K.S. Dwarakanath (Raman Research Institute)
Galaxy clusters are some of the largest gravitationally bound structures in the Universe. Satellite observations during the early 70’s discovered diffuse X-ray emitting hot gas in the clusters. Cluster-wide non-thermal radio emission was also subsequently discovered in some of the X-ray bright clusters and has been a topic of multi-wavelength studies ever since. This radio emission, which is not associated with any of the cluster galaxies, arises due to relativistic particles and magnetic fields in the Intra Cluster Medium and is extended over millions of light years, similar to the extent of the hot and tenuous X-ray emitting gas found in galaxy clusters. Such large scale radio emission has posed challenges to its imaging and its understanding. The basic issues concern the production and sustenance of relativistic particles and magnetic fields over millions of light years. One of the currently popular model invokes cluster mergers to explain the existence of diffuse radio emission in clusters. But, there are alternative scenarios.

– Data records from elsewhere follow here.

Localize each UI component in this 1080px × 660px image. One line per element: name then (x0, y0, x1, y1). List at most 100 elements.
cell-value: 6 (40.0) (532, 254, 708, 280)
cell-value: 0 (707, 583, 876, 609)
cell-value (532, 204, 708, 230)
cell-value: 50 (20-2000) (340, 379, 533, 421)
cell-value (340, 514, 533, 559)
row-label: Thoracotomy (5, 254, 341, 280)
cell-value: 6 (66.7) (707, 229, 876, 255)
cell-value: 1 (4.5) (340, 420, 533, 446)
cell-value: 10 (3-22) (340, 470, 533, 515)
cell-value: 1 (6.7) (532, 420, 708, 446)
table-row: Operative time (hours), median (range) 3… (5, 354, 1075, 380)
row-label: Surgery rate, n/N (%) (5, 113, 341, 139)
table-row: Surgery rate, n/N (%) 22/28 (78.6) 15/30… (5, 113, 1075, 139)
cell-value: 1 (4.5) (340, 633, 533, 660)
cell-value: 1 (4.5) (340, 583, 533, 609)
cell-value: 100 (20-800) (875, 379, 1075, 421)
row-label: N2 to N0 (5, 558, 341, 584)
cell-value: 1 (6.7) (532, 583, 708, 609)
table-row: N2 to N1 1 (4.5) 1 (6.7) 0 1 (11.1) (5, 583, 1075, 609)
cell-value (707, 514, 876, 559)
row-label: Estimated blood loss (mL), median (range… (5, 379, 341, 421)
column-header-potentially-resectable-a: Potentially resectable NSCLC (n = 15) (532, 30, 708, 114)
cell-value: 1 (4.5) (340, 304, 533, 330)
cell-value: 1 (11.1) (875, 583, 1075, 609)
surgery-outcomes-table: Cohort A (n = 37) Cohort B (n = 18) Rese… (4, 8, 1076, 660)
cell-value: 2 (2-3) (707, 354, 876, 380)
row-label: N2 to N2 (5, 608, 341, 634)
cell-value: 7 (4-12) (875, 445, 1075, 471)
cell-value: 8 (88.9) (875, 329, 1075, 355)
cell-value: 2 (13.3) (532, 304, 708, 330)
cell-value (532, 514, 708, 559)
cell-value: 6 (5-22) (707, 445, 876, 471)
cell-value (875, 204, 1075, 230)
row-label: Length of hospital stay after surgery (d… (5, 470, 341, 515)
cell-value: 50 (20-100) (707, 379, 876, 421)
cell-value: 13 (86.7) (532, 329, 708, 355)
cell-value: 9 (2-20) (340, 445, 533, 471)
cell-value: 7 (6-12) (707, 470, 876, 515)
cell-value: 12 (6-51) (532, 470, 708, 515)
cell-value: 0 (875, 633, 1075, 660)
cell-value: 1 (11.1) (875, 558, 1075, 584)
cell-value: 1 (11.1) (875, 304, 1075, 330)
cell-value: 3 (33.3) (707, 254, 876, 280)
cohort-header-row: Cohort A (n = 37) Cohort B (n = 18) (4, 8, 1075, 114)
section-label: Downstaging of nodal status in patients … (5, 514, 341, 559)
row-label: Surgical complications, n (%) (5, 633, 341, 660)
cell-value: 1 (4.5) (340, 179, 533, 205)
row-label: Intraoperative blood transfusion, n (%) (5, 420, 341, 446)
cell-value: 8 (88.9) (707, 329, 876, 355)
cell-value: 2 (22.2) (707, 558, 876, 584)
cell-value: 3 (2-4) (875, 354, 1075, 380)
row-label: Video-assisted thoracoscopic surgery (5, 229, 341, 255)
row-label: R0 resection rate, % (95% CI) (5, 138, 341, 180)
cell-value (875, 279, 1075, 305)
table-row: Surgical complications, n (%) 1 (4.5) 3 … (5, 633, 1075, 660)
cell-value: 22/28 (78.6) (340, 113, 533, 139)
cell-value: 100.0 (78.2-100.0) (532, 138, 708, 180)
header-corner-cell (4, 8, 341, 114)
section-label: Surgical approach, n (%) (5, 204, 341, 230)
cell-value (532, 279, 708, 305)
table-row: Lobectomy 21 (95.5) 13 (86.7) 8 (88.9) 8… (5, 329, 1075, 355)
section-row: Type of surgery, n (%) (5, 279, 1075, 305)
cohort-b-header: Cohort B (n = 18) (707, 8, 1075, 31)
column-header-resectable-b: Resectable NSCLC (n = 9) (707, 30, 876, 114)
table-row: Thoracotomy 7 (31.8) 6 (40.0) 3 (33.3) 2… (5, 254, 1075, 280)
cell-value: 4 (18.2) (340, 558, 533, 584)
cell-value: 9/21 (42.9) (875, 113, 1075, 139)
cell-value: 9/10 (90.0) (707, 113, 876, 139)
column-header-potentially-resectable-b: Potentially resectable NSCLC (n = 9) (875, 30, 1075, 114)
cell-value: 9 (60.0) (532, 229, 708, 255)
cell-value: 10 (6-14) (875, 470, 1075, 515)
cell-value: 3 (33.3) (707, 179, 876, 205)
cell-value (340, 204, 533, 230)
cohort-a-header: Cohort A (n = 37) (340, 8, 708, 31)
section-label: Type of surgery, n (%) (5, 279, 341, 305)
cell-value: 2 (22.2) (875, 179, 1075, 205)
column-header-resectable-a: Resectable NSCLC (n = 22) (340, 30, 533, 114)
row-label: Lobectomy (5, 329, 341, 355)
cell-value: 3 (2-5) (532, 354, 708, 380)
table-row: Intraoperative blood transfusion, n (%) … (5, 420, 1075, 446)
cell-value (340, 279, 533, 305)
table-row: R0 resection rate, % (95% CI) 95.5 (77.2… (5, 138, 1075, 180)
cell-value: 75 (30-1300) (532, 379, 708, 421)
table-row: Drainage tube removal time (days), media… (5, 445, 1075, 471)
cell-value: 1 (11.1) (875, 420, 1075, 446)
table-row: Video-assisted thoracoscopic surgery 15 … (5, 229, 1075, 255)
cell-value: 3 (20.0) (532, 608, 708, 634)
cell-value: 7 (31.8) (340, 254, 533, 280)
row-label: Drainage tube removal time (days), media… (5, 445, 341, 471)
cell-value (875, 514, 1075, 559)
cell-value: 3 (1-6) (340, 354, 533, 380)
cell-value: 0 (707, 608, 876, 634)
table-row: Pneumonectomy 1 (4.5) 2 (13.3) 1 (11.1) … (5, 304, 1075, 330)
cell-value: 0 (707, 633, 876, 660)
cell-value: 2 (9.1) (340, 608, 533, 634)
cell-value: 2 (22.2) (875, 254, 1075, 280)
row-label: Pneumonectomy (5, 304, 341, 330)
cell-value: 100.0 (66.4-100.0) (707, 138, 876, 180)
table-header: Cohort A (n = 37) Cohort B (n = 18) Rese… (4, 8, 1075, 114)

Over the last five decades much progress has been made on both the observational and theoretical fronts; resolving some of the earlier issues, but, raising many new questions. I will summarise the current status in this area of research and highlight some of the outstanding problems. Improvements in modeling and simulations and the emergence of next generation radio telescopes like the MWA, LOFAR and the SKA are expected to play a significant role in addressing some of these problems.